Microsoft has made Hololenses available to developers in the USA and Canada (at a hefty price of US$3000), but sadly not anywhere else (I have registered to buy one, but have been rejected because of being outside the USA and Canada). At this stage, then, I can only start imagining the ways in which immersive language and culture learning experiences might be created. However, I am slowly coming across information about things that other people are already experimenting with that may one day form the basis for creating such immersive learning experiences. What follows are links to some of the things I have found.

Hololens in the news

Microsoft news

While I am sure this video shows things not actually possible yet, it is inspiring in terms of how immersive learning experiences might be created:

Jo Yardley’s Second Life

Jo’s blog post has a link to a video that, for me at least, is very exciting. It demonstrates something that I have begun to think about when contemplating what kinds of immersive experiences we might design for language and culture learners.
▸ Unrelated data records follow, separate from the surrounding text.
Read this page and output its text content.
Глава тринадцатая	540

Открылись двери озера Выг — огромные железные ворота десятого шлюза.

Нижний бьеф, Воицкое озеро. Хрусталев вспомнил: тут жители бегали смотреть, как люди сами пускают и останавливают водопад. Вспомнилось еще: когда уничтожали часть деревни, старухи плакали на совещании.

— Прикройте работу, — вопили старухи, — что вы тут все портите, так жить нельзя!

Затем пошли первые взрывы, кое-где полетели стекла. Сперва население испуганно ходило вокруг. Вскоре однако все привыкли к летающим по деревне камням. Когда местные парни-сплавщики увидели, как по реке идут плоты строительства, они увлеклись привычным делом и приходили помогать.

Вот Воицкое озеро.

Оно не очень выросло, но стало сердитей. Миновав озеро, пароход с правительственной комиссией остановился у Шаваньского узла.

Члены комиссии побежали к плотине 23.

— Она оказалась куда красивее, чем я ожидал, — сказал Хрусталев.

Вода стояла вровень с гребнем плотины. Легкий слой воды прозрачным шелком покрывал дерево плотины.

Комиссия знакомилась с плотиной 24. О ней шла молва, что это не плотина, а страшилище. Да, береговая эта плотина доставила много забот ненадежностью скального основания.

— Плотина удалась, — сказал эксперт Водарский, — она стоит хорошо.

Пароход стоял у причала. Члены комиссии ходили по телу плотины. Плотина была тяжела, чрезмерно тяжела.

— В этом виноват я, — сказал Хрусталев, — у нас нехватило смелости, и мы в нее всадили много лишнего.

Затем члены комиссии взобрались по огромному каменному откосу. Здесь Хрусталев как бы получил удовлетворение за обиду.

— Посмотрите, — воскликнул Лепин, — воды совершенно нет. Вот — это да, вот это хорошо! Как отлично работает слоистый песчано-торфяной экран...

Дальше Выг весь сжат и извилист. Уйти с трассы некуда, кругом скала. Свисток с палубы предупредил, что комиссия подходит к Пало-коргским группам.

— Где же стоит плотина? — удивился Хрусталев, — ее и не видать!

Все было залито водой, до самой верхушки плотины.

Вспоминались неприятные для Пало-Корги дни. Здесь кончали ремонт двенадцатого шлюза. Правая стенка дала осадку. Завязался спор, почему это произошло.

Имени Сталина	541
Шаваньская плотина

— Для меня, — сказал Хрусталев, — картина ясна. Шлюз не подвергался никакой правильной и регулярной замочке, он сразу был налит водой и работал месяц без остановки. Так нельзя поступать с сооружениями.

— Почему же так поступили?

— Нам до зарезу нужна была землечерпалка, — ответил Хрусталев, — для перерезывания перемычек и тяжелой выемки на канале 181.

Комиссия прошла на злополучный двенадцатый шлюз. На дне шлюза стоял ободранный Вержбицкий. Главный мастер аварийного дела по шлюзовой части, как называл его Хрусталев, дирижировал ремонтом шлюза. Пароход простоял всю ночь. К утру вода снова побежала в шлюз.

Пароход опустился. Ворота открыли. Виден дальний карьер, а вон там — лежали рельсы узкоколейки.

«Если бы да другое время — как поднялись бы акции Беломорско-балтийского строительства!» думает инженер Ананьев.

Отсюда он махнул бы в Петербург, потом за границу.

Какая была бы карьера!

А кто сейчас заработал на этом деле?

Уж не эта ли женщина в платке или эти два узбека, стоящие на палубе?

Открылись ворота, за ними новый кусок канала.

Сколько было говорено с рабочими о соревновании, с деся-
Bring your Second Life into real life with Augmented Reality

While I am not suggesting my students will design dresses as part of their immersive classes, it does raise the possibility of them interacting with our programmed NPCs in life-sized form.  The second video makes me wonder if we could not potentially take some of the virtual venues on Chinese Island and have them “rezzed” life-sized in an empty classroom for students to move around and interact with. For some students this may be a more intuitive way of interacting than using a keyboard and mouse.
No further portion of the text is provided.